Red Sparrow is not new;  it was published in 2013, but what impresses me about it enough to write a review is that a sequel has been written, ‘Palace of Treason’, and if it is anything like Red Sparrow’ then we are all in for a fabulous treat.
            Russian Dominika Egarova is a privileged, ambitious and enormously talented young woman who adores her country and believes unquestioningly in its leadership under Mr Putin.  Her parents, a respected university professor and a prodigiously talented concert violinist are more circumspect, having felt and suffered enormous discrimination from lesser talents, purely because the lesser talents had ‘connections’ which would always put them in front.

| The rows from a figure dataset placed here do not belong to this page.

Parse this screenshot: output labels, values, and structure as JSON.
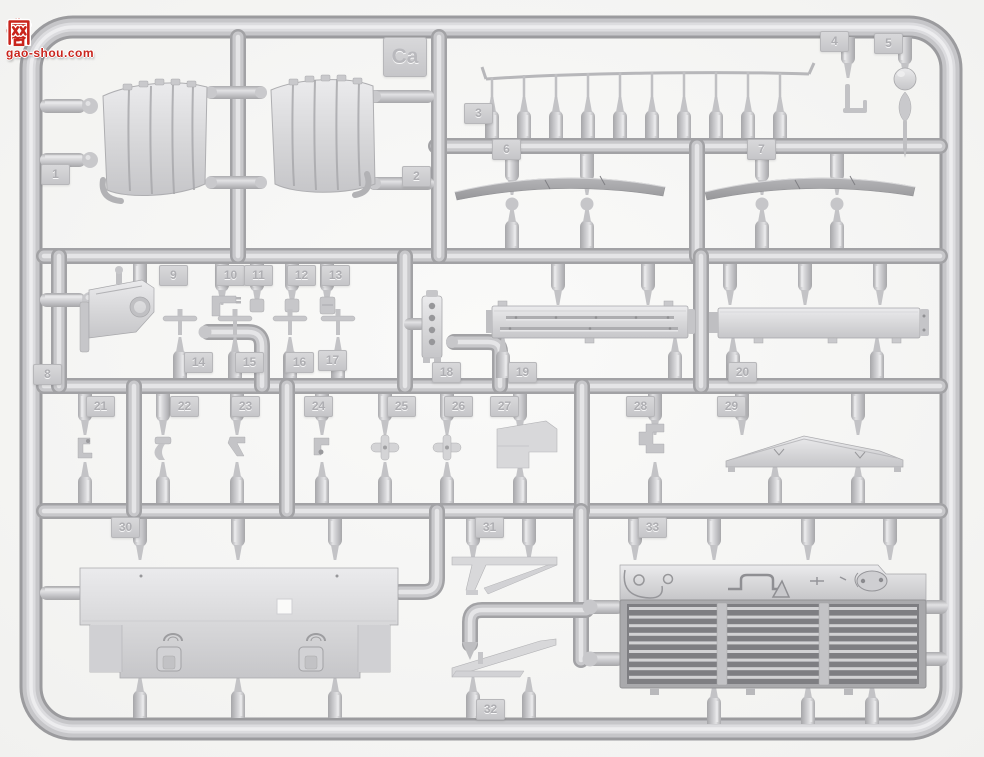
{
  "image_kind": "photo of an injection-molded plastic model kit sprue (light grey styrene)",
  "watermark": {
    "char_left": "高",
    "char_right": "网",
    "site": "gao-shou.com",
    "red": "#c9241c"
  },
  "sprue": {
    "frame_label": "Ca",
    "plastic_base_color": "#c8c8cb",
    "plastic_highlight": "#ebebed",
    "plastic_shadow": "#a0a0a3",
    "dark_part_color": "#9e9ea2",
    "grille_dark_color": "#7e7e82",
    "background_color": "#f6f6f5",
    "tags": [
      "1",
      "2",
      "3",
      "4",
      "5",
      "6",
      "7",
      "8",
      "9",
      "10",
      "11",
      "12",
      "13",
      "14",
      "15",
      "16",
      "17",
      "18",
      "19",
      "20",
      "21",
      "22",
      "23",
      "24",
      "25",
      "26",
      "27",
      "28",
      "29",
      "30",
      "31",
      "32",
      "33"
    ]
  }
}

            Dominika aspires to be a ballerina but eventually is sabotaged, just like her parents by a staged accident that ends her career permanently;  enter her influential uncle, who decides that she could be useful as an intelligence officer/honey trap;  a ‘sparrow’ to lure with her great beauty various victims into impossible and irreversible situations.  Dominika gradually realises that she herself has been coerced and blackmailed into an irreversible situation, but because she is a person of intelligence with an exceptional gift – not to mention a huge thirst for revenge,  she decides to play the long game:  after all, ‘Revenge is a Dish that People of Taste Prefer to Eat Cold’.  Yes indeed.
            Dominika’s masters have no idea what hit them when their instructions for her to lure an American CIA agent into her embrace go horribly awry – for them, and  hapless CIA agent Nathaniel Nash:  he has found that his life has changed forever, whether he wanted it to or not!
            Mr Matthews is well qualified to write a spy novel;  he was a CIA officer for more than 30 years and knows the Spook business from every angle, and what a bonus it is for the reader that he is a smart, witty writer who can generate huge suspense, then relieve the tension with much-needed humour.  His characters are (in the main) very believable – except that the villains are more evil than usual, and definitely uglier (!) and I have to say that there were so many abbreviations, acronyms and cryptonyms that I felt battered about the head – oh, and at the end of every chapter was the recipe for a meal that the characters consumed as part of the action:  nothing wrong with that, except that each recipe had enough cream, butter, oil etc to send us all to an early grave.  Did I mind, though?  Of course not.  I am impatiently awaiting ‘Palace of Treason’ which I trust will be full to bursting with more vengeance, corpses and lethal recipes.  Highly recommended.